Amerykańskie fundusze powiernicze w coraz większym wymiarze korzystają z internetu – wynika z badania przeprowadzonego przez American Century Adoption Study. Słabną obawy o zagrożenia bezpieczeństwa i prywatności pojawiające związane z wykorzystaniem globalnej sieci. Zaledwie 26% badanych przyznaje się do obaw związanych z bezpieczeństwem, podczas gdy jeszcze w 2000 r. takich osób było jeszcze 39%, a cztery lata temu aż 74%.

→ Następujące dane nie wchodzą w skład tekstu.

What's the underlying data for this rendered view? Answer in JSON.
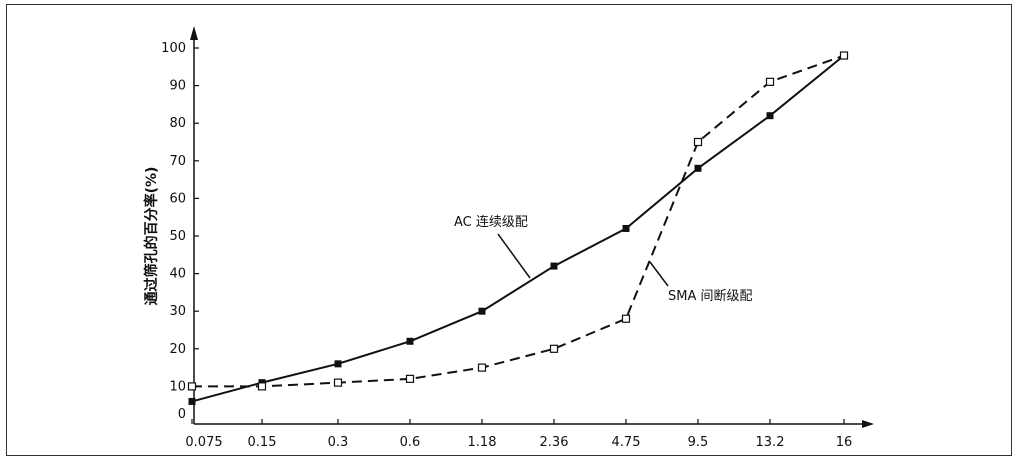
{
  "chart_data": {
    "type": "line",
    "title": "",
    "xlabel": "",
    "ylabel": "通过筛孔的百分率(%)",
    "categories": [
      "0.075",
      "0.15",
      "0.3",
      "0.6",
      "1.18",
      "2.36",
      "4.75",
      "9.5",
      "13.2",
      "16"
    ],
    "y_ticks": [
      "0",
      "10",
      "20",
      "30",
      "40",
      "50",
      "60",
      "70",
      "80",
      "90",
      "100"
    ],
    "ylim": [
      0,
      100
    ],
    "grid": false,
    "series": [
      {
        "name": "AC 连续级配",
        "style": "solid",
        "marker": "filled-square",
        "values": [
          6,
          11,
          16,
          22,
          30,
          42,
          52,
          68,
          82,
          98
        ]
      },
      {
        "name": "SMA 间断级配",
        "style": "dashed",
        "marker": "open-square",
        "values": [
          10,
          10,
          11,
          12,
          15,
          20,
          28,
          75,
          91,
          98
        ]
      }
    ]
  }
}
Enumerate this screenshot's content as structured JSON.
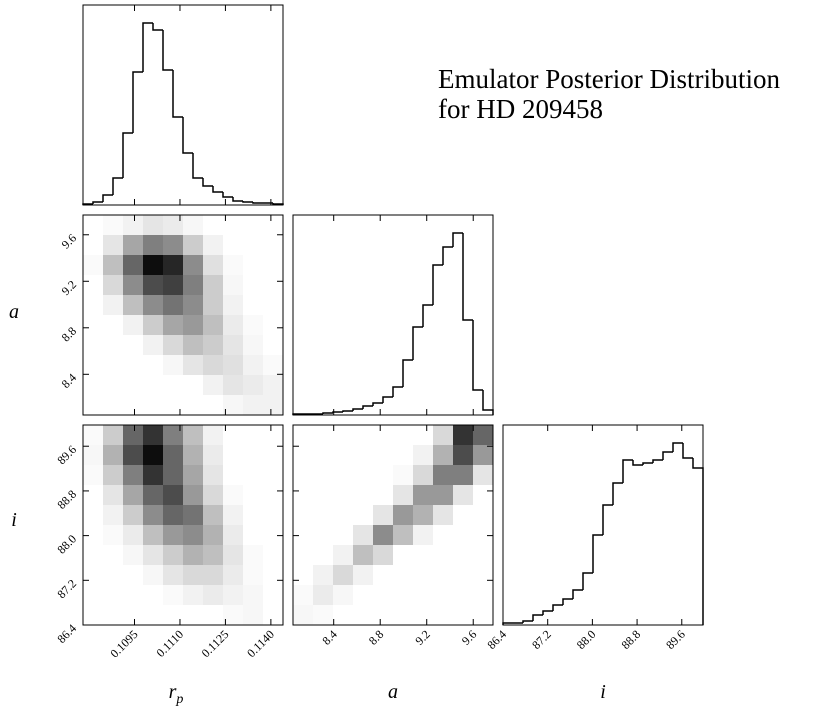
{
  "figure": {
    "title": [
      "Emulator Posterior Distribution",
      "for HD 209458"
    ],
    "labels": [
      {
        "text": "r",
        "sub": "p"
      },
      {
        "text": "a"
      },
      {
        "text": "i"
      }
    ]
  },
  "chart_data": [
    {
      "type": "histogram",
      "xlim": [
        0.1078,
        0.1144
      ],
      "ylim": [
        0,
        200
      ],
      "bins": [
        0.1078,
        0.10813,
        0.10846,
        0.10879,
        0.10912,
        0.10945,
        0.10978,
        0.11011,
        0.11044,
        0.11077,
        0.1111,
        0.11143,
        0.11176,
        0.11209,
        0.11242,
        0.11275,
        0.11308,
        0.11341,
        0.11374,
        0.11407,
        0.1144
      ],
      "counts": [
        1,
        3,
        10,
        27,
        72,
        133,
        182,
        175,
        135,
        88,
        52,
        27,
        19,
        13,
        8,
        4,
        3,
        2,
        2,
        1
      ],
      "xticks": [
        0.1095,
        {
          "value": 0.111,
          "label": "0.1110"
        },
        0.1125,
        {
          "value": 0.114,
          "label": "0.1140"
        }
      ],
      "color": "#000000"
    },
    {
      "type": "hist2d",
      "xlim": [
        0.1078,
        0.1144
      ],
      "ylim": [
        8.05,
        9.77
      ],
      "xticks": [
        0.1095,
        {
          "value": 0.111,
          "label": "0.1110"
        },
        0.1125,
        {
          "value": 0.114,
          "label": "0.1140"
        }
      ],
      "yticks": [
        8.4,
        8.8,
        9.2,
        9.6
      ],
      "color": "#000000",
      "density": [
        [
          0,
          0,
          0,
          0,
          0,
          0,
          0,
          0.03,
          0.05,
          0.05
        ],
        [
          0,
          0,
          0,
          0,
          0,
          0,
          0.05,
          0.1,
          0.08,
          0.05
        ],
        [
          0,
          0,
          0,
          0,
          0.03,
          0.1,
          0.15,
          0.12,
          0.05,
          0.02
        ],
        [
          0,
          0,
          0,
          0.05,
          0.15,
          0.25,
          0.2,
          0.1,
          0.03,
          0
        ],
        [
          0,
          0,
          0.05,
          0.2,
          0.35,
          0.4,
          0.25,
          0.08,
          0.02,
          0
        ],
        [
          0,
          0.05,
          0.25,
          0.45,
          0.55,
          0.45,
          0.2,
          0.05,
          0,
          0
        ],
        [
          0,
          0.15,
          0.45,
          0.7,
          0.75,
          0.5,
          0.2,
          0.03,
          0,
          0
        ],
        [
          0.02,
          0.25,
          0.6,
          0.95,
          0.85,
          0.45,
          0.12,
          0.02,
          0,
          0
        ],
        [
          0,
          0.1,
          0.35,
          0.5,
          0.45,
          0.2,
          0.05,
          0,
          0,
          0
        ],
        [
          0,
          0.02,
          0.05,
          0.1,
          0.08,
          0.03,
          0,
          0,
          0,
          0
        ]
      ]
    },
    {
      "type": "histogram",
      "xlim": [
        8.05,
        9.77
      ],
      "ylim": [
        0,
        200
      ],
      "bins": [
        8.05,
        8.136,
        8.222,
        8.308,
        8.394,
        8.48,
        8.566,
        8.652,
        8.738,
        8.824,
        8.91,
        8.996,
        9.082,
        9.168,
        9.254,
        9.34,
        9.426,
        9.512,
        9.598,
        9.684,
        9.77
      ],
      "counts": [
        1,
        1,
        1,
        2,
        3,
        4,
        6,
        9,
        12,
        18,
        28,
        55,
        88,
        110,
        150,
        168,
        182,
        95,
        25,
        5
      ],
      "xticks": [
        8.4,
        8.8,
        9.2,
        9.6
      ],
      "color": "#000000"
    },
    {
      "type": "hist2d",
      "xlim": [
        0.1078,
        0.1144
      ],
      "ylim": [
        86.4,
        89.98
      ],
      "xticks": [
        0.1095,
        {
          "value": 0.111,
          "label": "0.1110"
        },
        0.1125,
        {
          "value": 0.114,
          "label": "0.1140"
        }
      ],
      "yticks": [
        86.4,
        87.2,
        {
          "value": 88,
          "label": "88.0"
        },
        88.8,
        89.6
      ],
      "color": "#000000",
      "density": [
        [
          0,
          0,
          0,
          0,
          0,
          0,
          0,
          0.02,
          0.03,
          0
        ],
        [
          0,
          0,
          0,
          0,
          0.02,
          0.05,
          0.08,
          0.05,
          0.03,
          0
        ],
        [
          0,
          0,
          0,
          0.03,
          0.1,
          0.15,
          0.15,
          0.08,
          0.02,
          0
        ],
        [
          0,
          0,
          0.03,
          0.1,
          0.2,
          0.3,
          0.25,
          0.1,
          0.02,
          0
        ],
        [
          0,
          0.02,
          0.08,
          0.25,
          0.4,
          0.45,
          0.3,
          0.08,
          0,
          0
        ],
        [
          0,
          0.05,
          0.2,
          0.45,
          0.6,
          0.55,
          0.25,
          0.05,
          0,
          0
        ],
        [
          0,
          0.1,
          0.35,
          0.6,
          0.7,
          0.4,
          0.15,
          0.02,
          0,
          0
        ],
        [
          0.02,
          0.2,
          0.5,
          0.8,
          0.6,
          0.35,
          0.1,
          0,
          0,
          0
        ],
        [
          0.03,
          0.3,
          0.7,
          0.95,
          0.6,
          0.3,
          0.08,
          0,
          0,
          0
        ],
        [
          0.02,
          0.2,
          0.6,
          0.8,
          0.5,
          0.25,
          0.05,
          0,
          0,
          0
        ]
      ]
    },
    {
      "type": "hist2d",
      "xlim": [
        8.05,
        9.77
      ],
      "ylim": [
        86.4,
        89.98
      ],
      "xticks": [
        8.4,
        8.8,
        9.2,
        9.6
      ],
      "yticks": [
        86.4,
        87.2,
        {
          "value": 88,
          "label": "88.0"
        },
        88.8,
        89.6
      ],
      "color": "#000000",
      "density": [
        [
          0.03,
          0.02,
          0,
          0,
          0,
          0,
          0,
          0,
          0,
          0
        ],
        [
          0.02,
          0.08,
          0.03,
          0,
          0,
          0,
          0,
          0,
          0,
          0
        ],
        [
          0,
          0.05,
          0.15,
          0.05,
          0,
          0,
          0,
          0,
          0,
          0
        ],
        [
          0,
          0,
          0.05,
          0.25,
          0.15,
          0,
          0,
          0,
          0,
          0
        ],
        [
          0,
          0,
          0,
          0.1,
          0.45,
          0.25,
          0.05,
          0,
          0,
          0
        ],
        [
          0,
          0,
          0,
          0,
          0.1,
          0.4,
          0.3,
          0.1,
          0,
          0
        ],
        [
          0,
          0,
          0,
          0,
          0,
          0.1,
          0.4,
          0.4,
          0.1,
          0
        ],
        [
          0,
          0,
          0,
          0,
          0,
          0.02,
          0.15,
          0.5,
          0.5,
          0.1
        ],
        [
          0,
          0,
          0,
          0,
          0,
          0,
          0.05,
          0.3,
          0.7,
          0.4
        ],
        [
          0,
          0,
          0,
          0,
          0,
          0,
          0,
          0.15,
          0.8,
          0.6
        ]
      ]
    },
    {
      "type": "histogram",
      "xlim": [
        86.4,
        89.98
      ],
      "ylim": [
        0,
        200
      ],
      "bins": [
        86.4,
        86.579,
        86.758,
        86.937,
        87.116,
        87.295,
        87.474,
        87.653,
        87.832,
        88.011,
        88.19,
        88.369,
        88.548,
        88.727,
        88.906,
        89.085,
        89.264,
        89.443,
        89.622,
        89.801,
        89.98
      ],
      "counts": [
        2,
        2,
        4,
        10,
        14,
        20,
        26,
        35,
        52,
        90,
        120,
        142,
        165,
        160,
        162,
        165,
        173,
        182,
        167,
        157
      ],
      "xticks": [
        86.4,
        87.2,
        {
          "value": 88,
          "label": "88.0"
        },
        88.8,
        89.6
      ],
      "color": "#000000"
    }
  ]
}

Również niezawodność działania nie jest już problemem dla Amerykanów – ten problem wskazało zaledwie 4% badanych. Prawie jedna czwarta badanych (23%) wykorzystuje internet do zawierania transakcji związanych z zakupem oraz sprzedażą akcji i jednostek uczestnictwa w funduszach zbiorowych.
Prawie połowa respondentów odwiedzała strony internetowe funduszy powierniczych. Robiono tak przede wszystkim z trzech powodów:
- aby sprawdzić stan konta (41%),
- sprawdzić wartość jednostek uczestnictwa (38%),
- znaleźć dane zawarte w prospekcie informacyjnym funduszu (29%).
Inwestujący w fundusze zbiorowe postrzegają internet jako pożyteczne narzędzie. Prawie trzy czwarte osób korzystających z usług funduszy wykorzystywało w 2001 r. strony internetowe do dokonywania różnego rodzaju zakupów. Aż 71% korzystających z usług funduszy powierniczych posiada dostęp do internetu.